Nosso Senhor Jesus Cristo, pouco antes de sua partida, comissionou seus apóstolos a "ir" e "ensinar todas as nações" (Mt 28.19) ou, como outro evangelista o expressa, "Vão pelo mundo todo e preguem o evangelho a todas as pessoas" (Mc 16.15). Essa comissão foi o mais abrangente possível, e os colocou debaixo da obrigação de dispersar-se por todos os países habitáveis do globo e pregar a todos os habitantes, sem exceção ou limitação. Eles agiram de acordo e foram, em obediência à ordem, e o poder de Deus evidentemente operou com eles. Muitas tentativas do mesmo tipo foram feitas desde o tempo deles, que tiveram sucesso variado; mas o trabalho não foi retomado ou continuado nos últimos anos (com a exceção de algumas poucas pessoas) com o mesmo zelo e perseverança dos primeiros cristãos. Parece que muitos pensam que a comissão foi seguida suficientemente pelo que os apóstolos e outros fizeram; que temos trabalho suficiente para tratar da salvação dos nossos conterrâneos; e que, se Deus quer salvar os pagãos, de uma forma ou outra ele os trará para o evangelho, ou o evangelho para eles. Por isso multidões estão acomodadas, sem se preocupar com a parte muito maior dos outros pecadores como eles, que até hoje estão perdidos em ignorância e idolatria. Parece também que entre alguns há a opinião de que, por os apóstolos terem sido oficiais extraordinários sem sucessores adequados, e porque muitas coisas que eram para eles não são obviamente para nós, por isso pode não ser obrigatório para nós obedecer à comissão, como era para eles. À consideração dessas pessoas quero apresentar as seguintes observações:

Primeiro, se o mandamento de Cristo de ensinar todas as nações era restrito aos apóstolos, ou àqueles sob inspiração imediata do Espírito Santo, então o mesmo se aplica ao de batizar; e todas as denominações de cristãos, com exceção dos quacres, estão erradas ao realizar qualquer batismo com água.

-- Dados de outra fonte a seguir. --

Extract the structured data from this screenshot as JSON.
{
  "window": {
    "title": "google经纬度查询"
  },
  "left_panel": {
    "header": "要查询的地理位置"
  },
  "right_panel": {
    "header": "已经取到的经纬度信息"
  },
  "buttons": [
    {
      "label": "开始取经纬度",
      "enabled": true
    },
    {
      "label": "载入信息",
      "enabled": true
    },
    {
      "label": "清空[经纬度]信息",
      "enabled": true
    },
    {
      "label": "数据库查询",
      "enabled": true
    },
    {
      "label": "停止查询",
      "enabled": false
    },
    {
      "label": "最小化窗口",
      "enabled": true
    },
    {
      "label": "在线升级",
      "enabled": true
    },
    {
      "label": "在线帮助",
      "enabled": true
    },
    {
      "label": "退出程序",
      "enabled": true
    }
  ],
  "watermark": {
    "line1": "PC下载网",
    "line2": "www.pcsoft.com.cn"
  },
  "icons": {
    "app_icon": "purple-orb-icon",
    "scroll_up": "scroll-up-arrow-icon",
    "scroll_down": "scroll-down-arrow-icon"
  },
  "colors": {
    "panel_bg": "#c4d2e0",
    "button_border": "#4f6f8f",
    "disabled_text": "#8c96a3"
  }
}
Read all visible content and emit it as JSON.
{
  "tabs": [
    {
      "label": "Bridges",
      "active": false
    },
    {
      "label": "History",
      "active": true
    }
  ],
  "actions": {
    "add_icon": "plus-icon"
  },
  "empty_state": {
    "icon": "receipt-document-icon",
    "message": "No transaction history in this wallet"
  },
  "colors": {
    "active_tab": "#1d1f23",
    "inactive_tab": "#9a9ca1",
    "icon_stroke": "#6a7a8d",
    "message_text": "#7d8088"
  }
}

Segundo, se o mandamento de Cristo de ensinar todas as nações era restrito aos apóstolos, então os obreiros comuns que se esforçaram para levar o evangelho aos pagãos, agiram sem autorização, correram antes de receberem ordens. Sim, e apesar de Deus ter prometido as coisas mais gloriosas ao mundo pagão com o envio do evangelho até eles, qualquer pessoa que for levar a mensagem vai sem autoridade para isso, a não ser que recebamos um mandado novo e especial do céu.

Terceiro, se o mandamento de Cristo de ensinar todas as nações se extendia somente aos apóstolos, então, sem dúvida, a promessa da presença divina neste mundo também deve ter essa limitação; a frase, porém, é formulada de uma maneira que expressamente exclui essa possibilidade: "Eu estarei sempre com vocês, até o fim dos tempos" (Mt 28.20).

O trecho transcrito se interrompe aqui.